Date of Submission
11-8-2019
Degree Type
Thesis
Degree Name
Master of Science in Computer Science (MSCS)
Department
Computer Science
Committee Chair/First Advisor
Mingon Kang
Track
Big Data
Chair
Mingon Kang
Committee Member
Chih-Cheng Hung
Committee Member
Junggab Son
Abstract
Automatic extraction of relevant knowledge to domain-specific questions from Optical Character Recognition (OCR) documents is critical for developing intelligent systems, such as document search engines, sentiment analysis, and information retrieval, since hands-on knowledge extraction by a domain expert with a large volume of documents is intensive, unscalable, and time-consuming. There have been a number of studies that have automatically extracted relevant knowledge from OCR documents, such as ABBY and Sandford Natural Language Processing (NLP).

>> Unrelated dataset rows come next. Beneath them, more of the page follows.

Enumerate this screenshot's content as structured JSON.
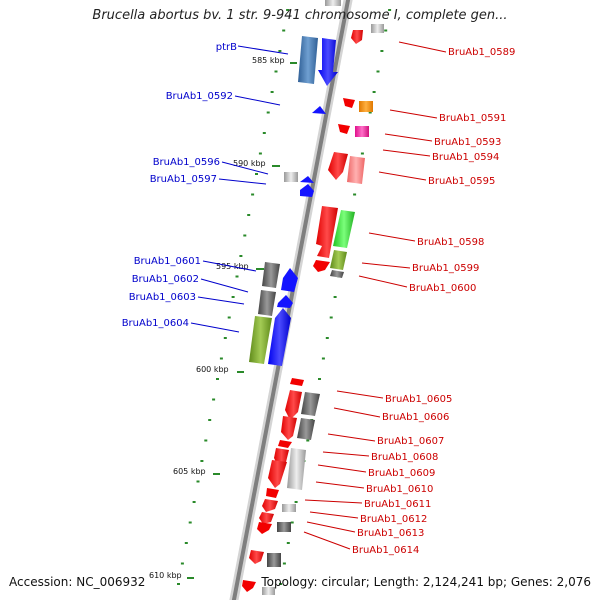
{
  "title": "Brucella abortus bv. 1 str. 9-941 chromosome I, complete gen...",
  "footer": {
    "accession": "Accession: NC_006932",
    "summary": "Topology: circular; Length: 2,124,241 bp; Genes: 2,076"
  },
  "ticks": [
    {
      "label": "585 kbp",
      "kbp": 585
    },
    {
      "label": "590 kbp",
      "kbp": 590
    },
    {
      "label": "595 kbp",
      "kbp": 595
    },
    {
      "label": "600 kbp",
      "kbp": 600
    },
    {
      "label": "605 kbp",
      "kbp": 605
    },
    {
      "label": "610 kbp",
      "kbp": 610
    }
  ],
  "colors": {
    "forward_label": "#0000cc",
    "reverse_label": "#cc0000",
    "backbone": "#888888",
    "tick": "#2a8a2a"
  },
  "genes_left": [
    {
      "label": "ptrB",
      "color": "#1a1aff",
      "feature": "blue-arrow"
    },
    {
      "label": "BruAb1_0592",
      "color": "#1a1aff",
      "feature": "blue-arrow"
    },
    {
      "label": "BruAb1_0596",
      "color": "#1a1aff",
      "feature": "grey-box"
    },
    {
      "label": "BruAb1_0597",
      "color": "#1a1aff",
      "feature": "blue-arrow"
    },
    {
      "label": "BruAb1_0601",
      "color": "#1a1aff",
      "feature": "grey-box"
    },
    {
      "label": "BruAb1_0602",
      "color": "#1a1aff",
      "feature": "blue-arrow"
    },
    {
      "label": "BruAb1_0603",
      "color": "#1a1aff",
      "feature": "grey-box"
    },
    {
      "label": "BruAb1_0604",
      "color": "#1a1aff",
      "feature": "blue-arrow"
    }
  ],
  "genes_right": [
    {
      "label": "BruAb1_0589"
    },
    {
      "label": "BruAb1_0591"
    },
    {
      "label": "BruAb1_0593"
    },
    {
      "label": "BruAb1_0594"
    },
    {
      "label": "BruAb1_0595"
    },
    {
      "label": "BruAb1_0598"
    },
    {
      "label": "BruAb1_0599"
    },
    {
      "label": "BruAb1_0600"
    },
    {
      "label": "BruAb1_0605"
    },
    {
      "label": "BruAb1_0606"
    },
    {
      "label": "BruAb1_0607"
    },
    {
      "label": "BruAb1_0608"
    },
    {
      "label": "BruAb1_0609"
    },
    {
      "label": "BruAb1_0610"
    },
    {
      "label": "BruAb1_0611"
    },
    {
      "label": "BruAb1_0612"
    },
    {
      "label": "BruAb1_0613"
    },
    {
      "label": "BruAb1_0614"
    }
  ]
}
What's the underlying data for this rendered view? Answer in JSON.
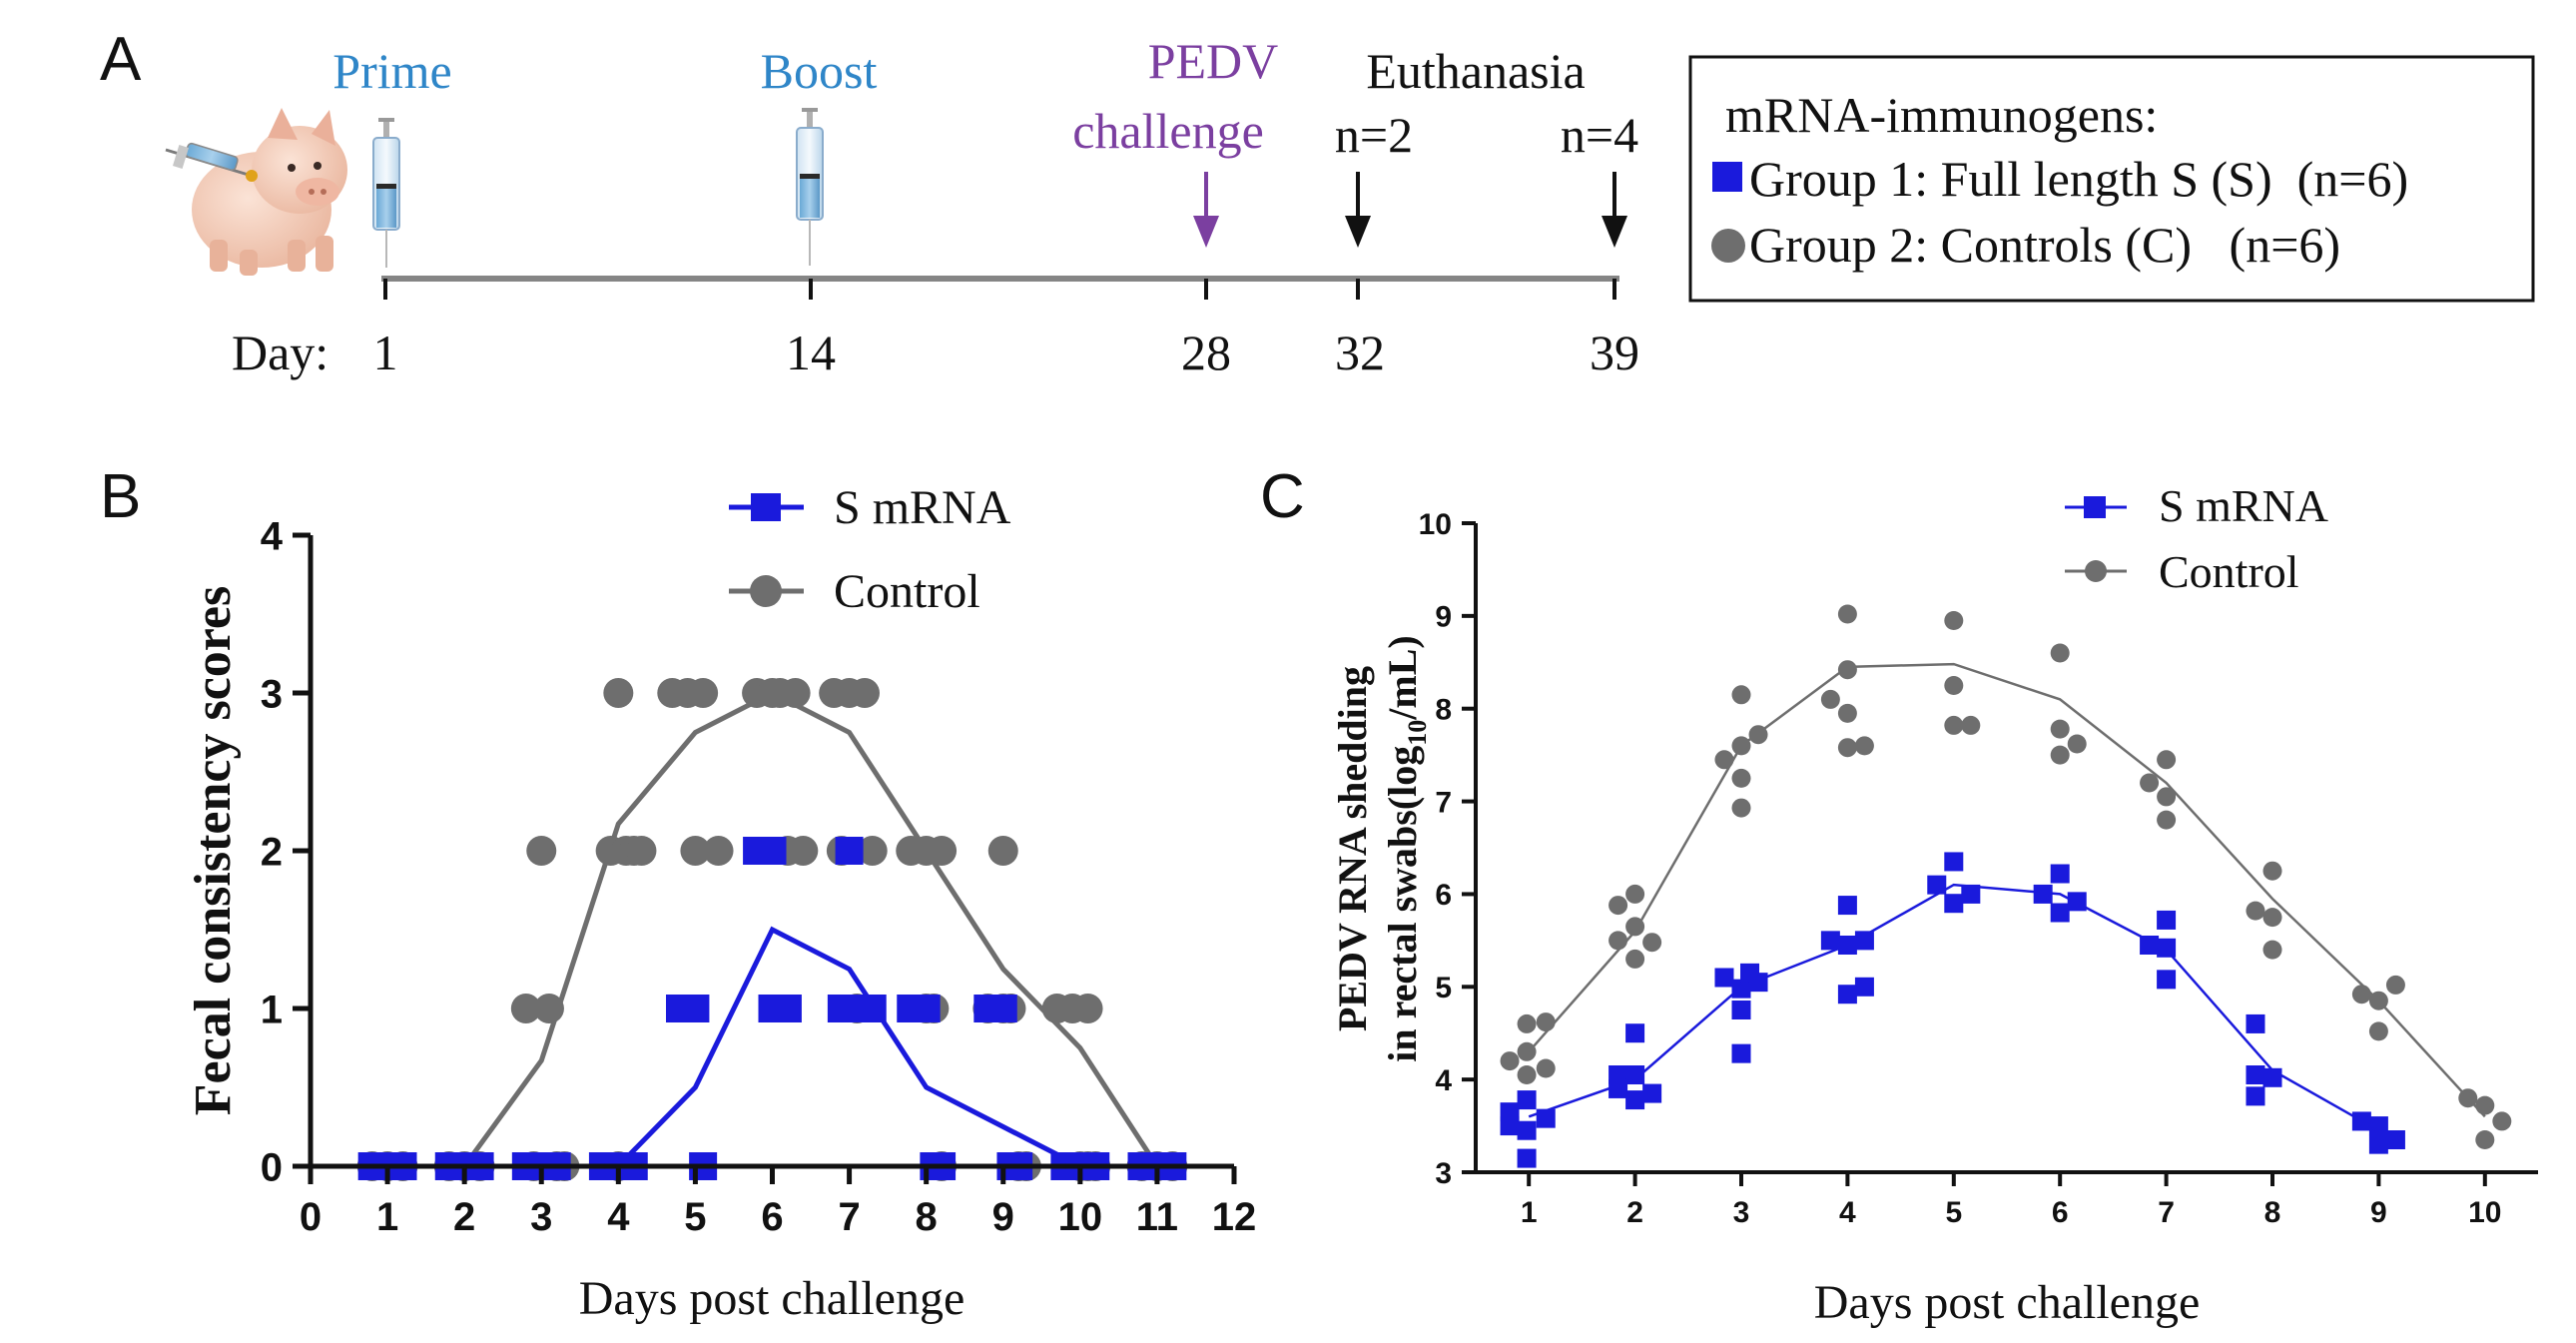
{
  "panel_labels": {
    "a": "A",
    "b": "B",
    "c": "C"
  },
  "timeline": {
    "day_prefix": "Day:",
    "events": [
      {
        "label": "Prime",
        "day": "1",
        "color": "#2f86c8"
      },
      {
        "label": "Boost",
        "day": "14",
        "color": "#2f86c8"
      },
      {
        "label_line1": "PEDV",
        "label_line2": "challenge",
        "day": "28",
        "color": "#7b3fa0"
      },
      {
        "label": "Euthanasia",
        "day": "32",
        "n": "n=2"
      },
      {
        "day": "39",
        "n": "n=4"
      }
    ]
  },
  "groups_box": {
    "title": "mRNA-immunogens:",
    "group1": "Group 1: Full length S (S)  (n=6)",
    "group2": "Group 2: Controls (C)   (n=6)"
  },
  "colors": {
    "s_mrna": "#1a1adc",
    "control": "#6e6e6e",
    "axis": "#111111"
  },
  "chart_data": [
    {
      "type": "scatter",
      "panel": "B",
      "xlabel": "Days post challenge",
      "ylabel": "Fecal consistency scores",
      "xlim": [
        0,
        12
      ],
      "ylim": [
        0,
        4
      ],
      "xticks": [
        "0",
        "1",
        "2",
        "3",
        "4",
        "5",
        "6",
        "7",
        "8",
        "9",
        "10",
        "11",
        "12"
      ],
      "yticks": [
        "0",
        "1",
        "2",
        "3",
        "4"
      ],
      "legend": "top-right",
      "series": [
        {
          "name": "S mRNA",
          "marker": "square",
          "mean_line": [
            [
              1,
              0
            ],
            [
              2,
              0
            ],
            [
              3,
              0
            ],
            [
              4,
              0
            ],
            [
              5,
              0.5
            ],
            [
              6,
              1.5
            ],
            [
              7,
              1.25
            ],
            [
              8,
              0.5
            ],
            [
              9,
              0.25
            ],
            [
              10,
              0
            ],
            [
              11,
              0
            ]
          ],
          "points": [
            [
              0.8,
              0
            ],
            [
              1,
              0
            ],
            [
              1.2,
              0
            ],
            [
              1.8,
              0
            ],
            [
              2,
              0
            ],
            [
              2.2,
              0
            ],
            [
              2.8,
              0
            ],
            [
              3,
              0
            ],
            [
              3.2,
              0
            ],
            [
              3.8,
              0
            ],
            [
              4,
              0
            ],
            [
              4.2,
              0
            ],
            [
              4.8,
              1
            ],
            [
              5,
              1
            ],
            [
              5.1,
              0
            ],
            [
              5.8,
              2
            ],
            [
              6,
              2
            ],
            [
              6,
              1
            ],
            [
              6.2,
              1
            ],
            [
              6.9,
              1
            ],
            [
              7,
              2
            ],
            [
              7.1,
              1
            ],
            [
              7.3,
              1
            ],
            [
              7.8,
              1
            ],
            [
              8,
              1
            ],
            [
              8.1,
              0
            ],
            [
              8.2,
              0
            ],
            [
              8.8,
              1
            ],
            [
              9,
              1
            ],
            [
              9.1,
              0
            ],
            [
              9.2,
              0
            ],
            [
              9.8,
              0
            ],
            [
              10,
              0
            ],
            [
              10.2,
              0
            ],
            [
              10.8,
              0
            ],
            [
              11,
              0
            ],
            [
              11.2,
              0
            ]
          ]
        },
        {
          "name": "Control",
          "marker": "circle",
          "mean_line": [
            [
              1,
              0
            ],
            [
              2,
              0
            ],
            [
              3,
              0.67
            ],
            [
              4,
              2.17
            ],
            [
              5,
              2.75
            ],
            [
              6,
              3
            ],
            [
              7,
              2.75
            ],
            [
              8,
              2
            ],
            [
              9,
              1.25
            ],
            [
              10,
              0.75
            ],
            [
              11,
              0
            ]
          ],
          "points": [
            [
              0.8,
              0
            ],
            [
              1,
              0
            ],
            [
              1.2,
              0
            ],
            [
              1.8,
              0
            ],
            [
              2,
              0
            ],
            [
              2.2,
              0
            ],
            [
              2.8,
              1
            ],
            [
              3.1,
              1
            ],
            [
              3,
              2
            ],
            [
              2.9,
              0
            ],
            [
              3.2,
              0
            ],
            [
              3.3,
              0
            ],
            [
              3.9,
              2
            ],
            [
              4,
              3
            ],
            [
              4.1,
              2
            ],
            [
              4.2,
              2
            ],
            [
              4.3,
              2
            ],
            [
              4,
              0
            ],
            [
              4.7,
              3
            ],
            [
              4.9,
              3
            ],
            [
              5.1,
              3
            ],
            [
              5,
              2
            ],
            [
              5.3,
              2
            ],
            [
              5.8,
              3
            ],
            [
              6,
              3
            ],
            [
              6.1,
              3
            ],
            [
              6.3,
              3
            ],
            [
              6.2,
              2
            ],
            [
              6.4,
              2
            ],
            [
              6.8,
              3
            ],
            [
              7,
              3
            ],
            [
              7.2,
              3
            ],
            [
              6.9,
              2
            ],
            [
              7.1,
              1
            ],
            [
              7.3,
              2
            ],
            [
              7.8,
              2
            ],
            [
              8,
              2
            ],
            [
              8.2,
              2
            ],
            [
              8,
              1
            ],
            [
              8.1,
              1
            ],
            [
              8.2,
              0
            ],
            [
              8.8,
              1
            ],
            [
              9,
              2
            ],
            [
              9,
              1
            ],
            [
              9.1,
              1
            ],
            [
              9.2,
              0
            ],
            [
              9.3,
              0
            ],
            [
              9.7,
              1
            ],
            [
              9.9,
              1
            ],
            [
              10.1,
              1
            ],
            [
              10.1,
              0
            ],
            [
              10.2,
              0
            ],
            [
              10,
              0
            ],
            [
              10.8,
              0
            ],
            [
              11,
              0
            ],
            [
              11.2,
              0
            ]
          ]
        }
      ]
    },
    {
      "type": "scatter",
      "panel": "C",
      "xlabel": "Days post challenge",
      "ylabel_line1": "PEDV RNA shedding",
      "ylabel_line2_pre": "in rectal swabs(log",
      "ylabel_sub": "10",
      "ylabel_line2_post": "/mL)",
      "xlim": [
        0.5,
        10.5
      ],
      "ylim": [
        3,
        10
      ],
      "xticks": [
        "1",
        "2",
        "3",
        "4",
        "5",
        "6",
        "7",
        "8",
        "9",
        "10"
      ],
      "yticks": [
        "3",
        "4",
        "5",
        "6",
        "7",
        "8",
        "9",
        "10"
      ],
      "legend": "top-right",
      "series": [
        {
          "name": "S mRNA",
          "marker": "square",
          "mean_line": [
            [
              1,
              3.6
            ],
            [
              2,
              4.0
            ],
            [
              3,
              5.0
            ],
            [
              4,
              5.45
            ],
            [
              5,
              6.1
            ],
            [
              6,
              6.0
            ],
            [
              7,
              5.4
            ],
            [
              8,
              4.1
            ],
            [
              9,
              3.45
            ]
          ],
          "points": [
            [
              0.82,
              3.5
            ],
            [
              0.82,
              3.65
            ],
            [
              0.98,
              3.78
            ],
            [
              0.98,
              3.45
            ],
            [
              0.98,
              3.15
            ],
            [
              1.16,
              3.58
            ],
            [
              1.84,
              4.05
            ],
            [
              1.84,
              3.9
            ],
            [
              2.0,
              4.5
            ],
            [
              2.0,
              4.05
            ],
            [
              2.0,
              3.78
            ],
            [
              2.16,
              3.85
            ],
            [
              2.84,
              5.1
            ],
            [
              3.0,
              4.98
            ],
            [
              3.0,
              4.75
            ],
            [
              3.0,
              4.28
            ],
            [
              3.08,
              5.15
            ],
            [
              3.16,
              5.05
            ],
            [
              3.84,
              5.5
            ],
            [
              4.0,
              5.88
            ],
            [
              4.0,
              5.45
            ],
            [
              4.0,
              4.92
            ],
            [
              4.16,
              5.5
            ],
            [
              4.16,
              5.0
            ],
            [
              4.84,
              6.1
            ],
            [
              5.0,
              6.35
            ],
            [
              5.0,
              5.9
            ],
            [
              5.16,
              6.0
            ],
            [
              5.84,
              6.0
            ],
            [
              6.0,
              6.22
            ],
            [
              6.0,
              5.8
            ],
            [
              6.16,
              5.92
            ],
            [
              6.84,
              5.45
            ],
            [
              7.0,
              5.72
            ],
            [
              7.0,
              5.42
            ],
            [
              7.0,
              5.08
            ],
            [
              7.84,
              4.6
            ],
            [
              7.84,
              4.05
            ],
            [
              7.84,
              3.82
            ],
            [
              8.0,
              4.02
            ],
            [
              8.84,
              3.55
            ],
            [
              9.0,
              3.5
            ],
            [
              9.0,
              3.3
            ],
            [
              9.16,
              3.35
            ]
          ]
        },
        {
          "name": "Control",
          "marker": "circle",
          "mean_line": [
            [
              1,
              4.3
            ],
            [
              2,
              5.6
            ],
            [
              3,
              7.6
            ],
            [
              4,
              8.45
            ],
            [
              5,
              8.48
            ],
            [
              6,
              8.1
            ],
            [
              7,
              7.2
            ],
            [
              8,
              5.95
            ],
            [
              9,
              4.85
            ],
            [
              10,
              3.6
            ]
          ],
          "points": [
            [
              0.82,
              4.2
            ],
            [
              0.98,
              4.6
            ],
            [
              0.98,
              4.3
            ],
            [
              0.98,
              4.05
            ],
            [
              1.16,
              4.62
            ],
            [
              1.16,
              4.12
            ],
            [
              1.84,
              5.88
            ],
            [
              1.84,
              5.5
            ],
            [
              2.0,
              6.0
            ],
            [
              2.0,
              5.65
            ],
            [
              2.0,
              5.3
            ],
            [
              2.16,
              5.48
            ],
            [
              2.84,
              7.45
            ],
            [
              3.0,
              8.15
            ],
            [
              3.0,
              7.6
            ],
            [
              3.0,
              7.25
            ],
            [
              3.0,
              6.93
            ],
            [
              3.16,
              7.72
            ],
            [
              3.84,
              8.1
            ],
            [
              4.0,
              9.02
            ],
            [
              4.0,
              8.42
            ],
            [
              4.0,
              7.95
            ],
            [
              4.0,
              7.58
            ],
            [
              4.16,
              7.6
            ],
            [
              5.0,
              8.95
            ],
            [
              5.0,
              8.25
            ],
            [
              5.0,
              7.82
            ],
            [
              5.16,
              7.82
            ],
            [
              6.0,
              8.6
            ],
            [
              6.0,
              7.78
            ],
            [
              6.0,
              7.5
            ],
            [
              6.16,
              7.62
            ],
            [
              6.84,
              7.2
            ],
            [
              7.0,
              7.45
            ],
            [
              7.0,
              7.05
            ],
            [
              7.0,
              6.8
            ],
            [
              7.84,
              5.82
            ],
            [
              8.0,
              6.25
            ],
            [
              8.0,
              5.75
            ],
            [
              8.0,
              5.4
            ],
            [
              8.84,
              4.92
            ],
            [
              9.0,
              4.85
            ],
            [
              9.0,
              4.52
            ],
            [
              9.16,
              5.02
            ],
            [
              9.84,
              3.8
            ],
            [
              10.0,
              3.72
            ],
            [
              10.0,
              3.35
            ],
            [
              10.16,
              3.55
            ]
          ]
        }
      ]
    }
  ]
}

Despite the progress, there are still limitations yet-to-be solved. For instance, NLP often fails to analyze a large document. In this thesis, we propose a knowledge extraction framework, which takes domain-specific questions as input and provides the most relevant sentence/paragraph to the given questions in the document. Overall, our proposed framework has two phases. First, an OCR document is reconstructed into a semi-structured document (a document with hierarchical structure of (sub)sections and paragraphs). Then, relevant sentence/paragraph for a given question is identified from the reconstructed semi structured document. Specifically, we proposed (1) a method that converts an OCR document into a semi structured document using text attributes such as font size, font height, and boldface (in Chapter 2), (2) an image-based machine learning method that extracts Table of Contents (TOC) to provide an overall structure of the document (in Chapter 3), (3) a document texture-based deep learning method (DoT-Net) that classifies types of blocks such as text, image, and table (in Chapter 4), and (4) a Question & Answer (Q&A) system that retrieves most relevant sentence/paragraph for a domain-specific question. A large number of document intelligent systems can benefit from our proposed automatic knowledge extraction system to construct a Q&A system for OCR documents. Our Q&A system has applied to extract domain specific information from business contracts at GE Power.